Brechin carers to benefit from new emergency plan

Elderly carers in North Angus of disabled adults are to be asked to help prepare personal emergency plans.

In the meantime the organisation behind the initiative is highlighting concerns about the limited facilities available at the respite care centre in Brechin - the only one in Angus.

Chairman of South Angus Parents of Adults with Learning Difficulties, Mr Peter Burke, explained that members of the group had growing concerns about what would happen to the adults they cared for in the event of an emergency - particularly in light of the fact that many carers of adults were becoming elderly themselves.

He explained that as a result of these concerns the group sent out an anonymous questionnaire to the carers of the 475 individuals with learning difficulties in Angus.

“This showed that the ageing population of parent carers in Angus was ‘critical’. Half of those who responded to the questionnaire were aged over 60 and 20 per cent were aged over 70 and one carer who responded is over 80,” he said.

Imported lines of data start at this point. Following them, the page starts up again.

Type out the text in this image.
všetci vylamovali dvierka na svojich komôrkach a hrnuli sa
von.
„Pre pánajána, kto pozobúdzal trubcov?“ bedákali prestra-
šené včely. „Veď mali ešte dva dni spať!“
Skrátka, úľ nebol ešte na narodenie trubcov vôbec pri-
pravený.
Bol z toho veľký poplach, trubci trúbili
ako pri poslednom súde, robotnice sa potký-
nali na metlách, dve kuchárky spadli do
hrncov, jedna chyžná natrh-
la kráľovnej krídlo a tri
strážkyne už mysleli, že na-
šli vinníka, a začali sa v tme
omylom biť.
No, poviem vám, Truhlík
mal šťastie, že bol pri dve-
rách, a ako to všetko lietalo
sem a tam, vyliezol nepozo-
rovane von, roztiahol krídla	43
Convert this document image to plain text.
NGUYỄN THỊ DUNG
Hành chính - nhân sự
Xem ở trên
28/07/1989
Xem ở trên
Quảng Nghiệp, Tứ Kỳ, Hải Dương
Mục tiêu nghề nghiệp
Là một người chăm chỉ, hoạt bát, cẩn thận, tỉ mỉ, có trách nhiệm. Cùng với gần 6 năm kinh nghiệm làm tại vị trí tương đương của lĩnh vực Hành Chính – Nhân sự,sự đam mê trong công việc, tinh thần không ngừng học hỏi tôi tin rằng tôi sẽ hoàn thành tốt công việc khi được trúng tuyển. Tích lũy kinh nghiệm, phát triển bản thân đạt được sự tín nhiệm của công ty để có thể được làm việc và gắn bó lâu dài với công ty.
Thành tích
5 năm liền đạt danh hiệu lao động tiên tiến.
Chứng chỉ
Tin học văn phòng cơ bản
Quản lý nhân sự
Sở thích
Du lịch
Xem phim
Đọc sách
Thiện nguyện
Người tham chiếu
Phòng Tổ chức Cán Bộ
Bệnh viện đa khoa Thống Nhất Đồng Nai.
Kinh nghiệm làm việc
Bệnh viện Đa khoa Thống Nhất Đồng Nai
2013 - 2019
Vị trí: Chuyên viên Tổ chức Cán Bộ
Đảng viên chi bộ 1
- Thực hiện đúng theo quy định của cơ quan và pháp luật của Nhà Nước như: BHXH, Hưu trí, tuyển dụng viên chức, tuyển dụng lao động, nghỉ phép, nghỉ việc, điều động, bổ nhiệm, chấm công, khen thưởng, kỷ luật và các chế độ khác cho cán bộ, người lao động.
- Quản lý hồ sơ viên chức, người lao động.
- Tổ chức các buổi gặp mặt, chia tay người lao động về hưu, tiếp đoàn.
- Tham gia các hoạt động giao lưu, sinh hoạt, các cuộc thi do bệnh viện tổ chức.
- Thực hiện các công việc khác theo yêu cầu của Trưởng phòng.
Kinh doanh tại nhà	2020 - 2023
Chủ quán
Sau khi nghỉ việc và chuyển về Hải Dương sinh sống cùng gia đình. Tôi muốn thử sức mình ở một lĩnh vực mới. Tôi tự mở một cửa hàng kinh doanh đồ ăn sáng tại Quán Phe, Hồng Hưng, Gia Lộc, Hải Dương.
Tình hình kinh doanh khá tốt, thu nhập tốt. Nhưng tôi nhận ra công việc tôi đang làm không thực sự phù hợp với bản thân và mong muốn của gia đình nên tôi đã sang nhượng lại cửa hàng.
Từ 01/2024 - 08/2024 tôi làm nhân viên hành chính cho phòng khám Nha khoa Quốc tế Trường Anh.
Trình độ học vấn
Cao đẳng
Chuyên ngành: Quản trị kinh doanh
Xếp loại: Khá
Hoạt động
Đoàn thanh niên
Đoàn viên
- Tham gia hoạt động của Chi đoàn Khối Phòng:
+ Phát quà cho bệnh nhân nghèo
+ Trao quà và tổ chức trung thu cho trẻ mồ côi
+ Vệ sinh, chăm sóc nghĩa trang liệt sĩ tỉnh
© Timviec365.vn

“With the average age of those cared for approaching 36 it is clear that provision for local residential accommodation should be planned urgently.”

He added that most parents said they would not be able to cope within 10 years.

“We then set up a meeting with the people at Angus Council responsible for adults with learning difficulties and told them we needed an emergency plan put in place for these carers,” he said.

Mr Burke said it was also of concern to the group that the only current respite care facility serving the whole of Angus, Bearehill Care Home in Brechin, was not up to the job. Nor was there a standardised criteria of who was eligible for respite.

“Bearhill does not have all the necessary facilities and with only six bedrooms it is limited in how much respite accommodation it can offer,” he said, adding that there were also transport difficulties for people travelling, especially in the winter time.

A spokesman for Angus Council explained that a review of respite arrangements for adults with learning disabilities is included in the remit of the multi-agency working group led by the council to implement locally the Scottish Government’s ‘Keys to Life’ policy document. SAPALD, as partners in the group, have been asked to contribute to the review.